Club Med

Club Méditerranée: une utopie réalisée?

Ce texte est la version actualisée de la notice publiée dans le Dictionnaire culturel du sport, sous la direction de Jean Saint-Martin et Michaël Attali, Armand Colin, Paris, 2010.

En 1935, les Ours Blancs (équipe de water-polo composés de Russes blancs) avec à leur tête Dimitri Philippoff, organisent un camp de vacances à Calvi. Cette première expérience inspire leurs amis nageurs et poloïstes (Paul Morihien, Gérard Blitz, Tony Hatot, Mario Lewis).
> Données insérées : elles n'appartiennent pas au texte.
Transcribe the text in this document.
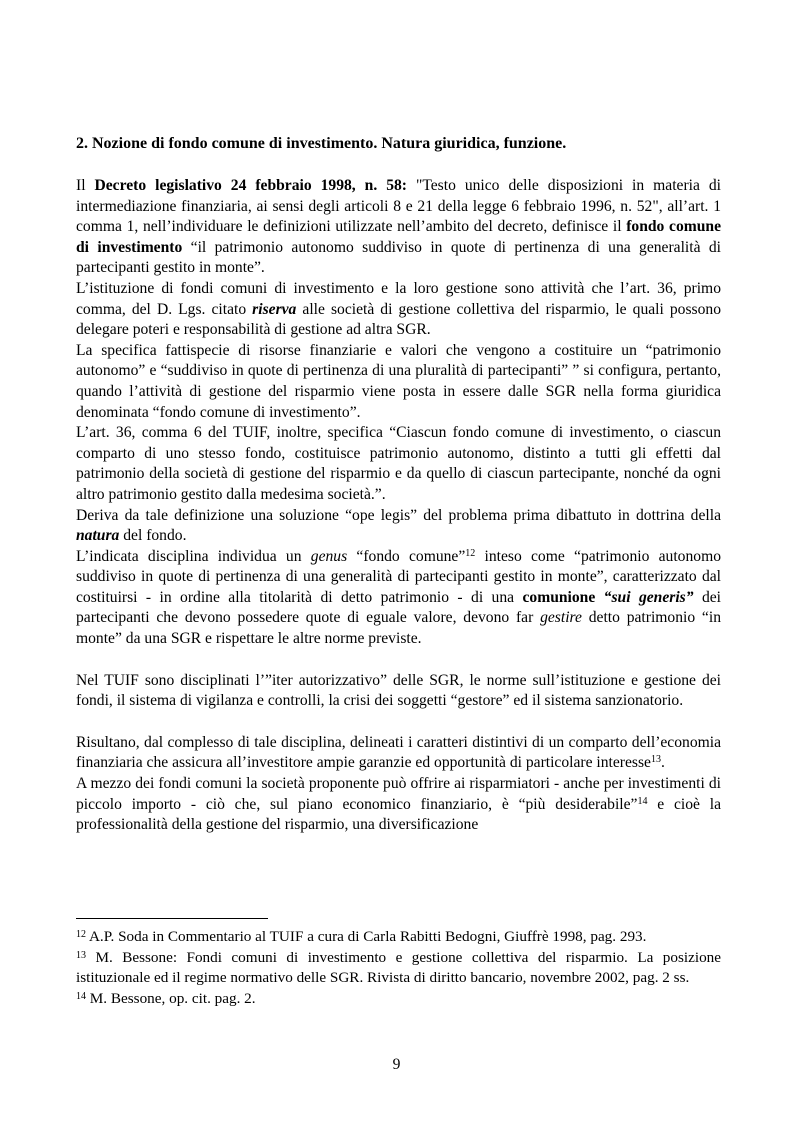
2. Nozione di fondo comune di investimento. Natura giuridica, funzione.

Il Decreto legislativo 24 febbraio 1998, n. 58: "Testo unico delle disposizioni in materia di intermediazione finanziaria, ai sensi degli articoli 8 e 21 della legge 6 febbraio 1996, n. 52", all’art. 1 comma 1, nell’individuare le definizioni utilizzate nell’ambito del decreto, definisce il fondo comune di investimento “il patrimonio autonomo suddiviso in quote di pertinenza di una generalità di partecipanti gestito in monte”.

L’istituzione di fondi comuni di investimento e la loro gestione sono attività che l’art. 36, primo comma, del D. Lgs. citato riserva alle società di gestione collettiva del risparmio, le quali possono delegare poteri e responsabilità di gestione ad altra SGR.

La specifica fattispecie di risorse finanziarie e valori che vengono a costituire un “patrimonio autonomo” e “suddiviso in quote di pertinenza di una pluralità di partecipanti” ” si configura, pertanto, quando l’attività di gestione del risparmio viene posta in essere dalle SGR nella forma giuridica denominata “fondo comune di investimento”.

L’art. 36, comma 6 del TUIF, inoltre, specifica “Ciascun fondo comune di investimento, o ciascun comparto di uno stesso fondo, costituisce patrimonio autonomo, distinto a tutti gli effetti dal patrimonio della società di gestione del risparmio e da quello di ciascun partecipante, nonché da ogni altro patrimonio gestito dalla medesima società.”.

Deriva da tale definizione una soluzione “ope legis” del problema prima dibattuto in dottrina della natura del fondo.

L’indicata disciplina individua un genus “fondo comune”$^{12}$ inteso come “patrimonio autonomo suddiviso in quote di pertinenza di una generalità di partecipanti gestito in monte”, caratterizzato dal costituirsi - in ordine alla titolarità di detto patrimonio - di una comunione “sui generis” dei partecipanti che devono possedere quote di eguale valore, devono far gestire detto patrimonio “in monte” da una SGR e rispettare le altre norme previste.

Nel TUIF sono disciplinati l’”iter autorizzativo” delle SGR, le norme sull’istituzione e gestione dei fondi, il sistema di vigilanza e controlli, la crisi dei soggetti “gestore” ed il sistema sanzionatorio.

Risultano, dal complesso di tale disciplina, delineati i caratteri distintivi di un comparto dell’economia finanziaria che assicura all’investitore ampie garanzie ed opportunità di particolare interesse$^{13}$.

A mezzo dei fondi comuni la società proponente può offrire ai risparmiatori - anche per investimenti di piccolo importo - ciò che, sul piano economico finanziario, è “più desiderabile”$^{14}$ e cioè la professionalità della gestione del risparmio, una diversificazione

$^{12}$ A.P. Soda in Commentario al TUIF a cura di Carla Rabitti Bedogni, Giuffrè 1998, pag. 293.

$^{13}$ M. Bessone: Fondi comuni di investimento e gestione collettiva del risparmio. La posizione istituzionale ed il regime normativo delle SGR. Rivista di diritto bancario, novembre 2002, pag. 2 ss.

$^{14}$ M. Bessone, op. cit. pag. 2.

9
Membres de l’équipe de water-polo du Racing Club de France durant la Seconde Guerre mondiale, ils créent avec leurs proches des clubs de vacances (1949), le Club Olympique (1950), les Villages Magiques et le Club Méditerranée. Il s’agit d’associer des activités sportives, des animations avec le transport, l’hébergement et la restauration dans une formule «tout inclus», un village. Avec ces clubs, les promoteurs vendent en quelque sorte leur mode de vie. Ils n’appartiennent pas à la bourgeoisie traditionnelle. Leurs familles ont récemment fait fortune. Plusieurs sont d’origine étrangère (Russes, Belges, Arméniens, etc.). Ils développent très tôt une forme de cosmopolitisme à travers les compétitions de natation. Pour la plupart, ils ont arrêté leurs études très tôt. La formule qu’ils proposent séduit un public qui est souvent assimilé à une nouvelle petite bourgeoisie et une bourgeoisie urbaine. Leurs clubs s’apparentent à un «bricolage réussi» dans la mesure où ils rencontrent les aspirations de catégories sociales montantes (diplômées et cultivées) et participent au renouvellement des loisirs. Ils produisent ainsi un îlot d’auto-promotion sociale et reconvertissent leurs ressources sportives. Pour le plus célèbre d’entre ces clubs, Gérard Blitz, son fondateur, voulait un nom qui exprime à la fois la lumière, l’eau et l’air: la Méditerranée symbolise pour lui ces éléments naturels. Il demande à Tony Hatot de déposer les statuts de l’association «Club Méditerranée» en préfecture au début de l’année 1950. Tous les deux sont des champions de natation, mais Blitz étant Belge, il ne peut pas être officiellement le président de l’association. 2 300 vacanciers se retrouvent à Alcudia aux Baléares le premier été.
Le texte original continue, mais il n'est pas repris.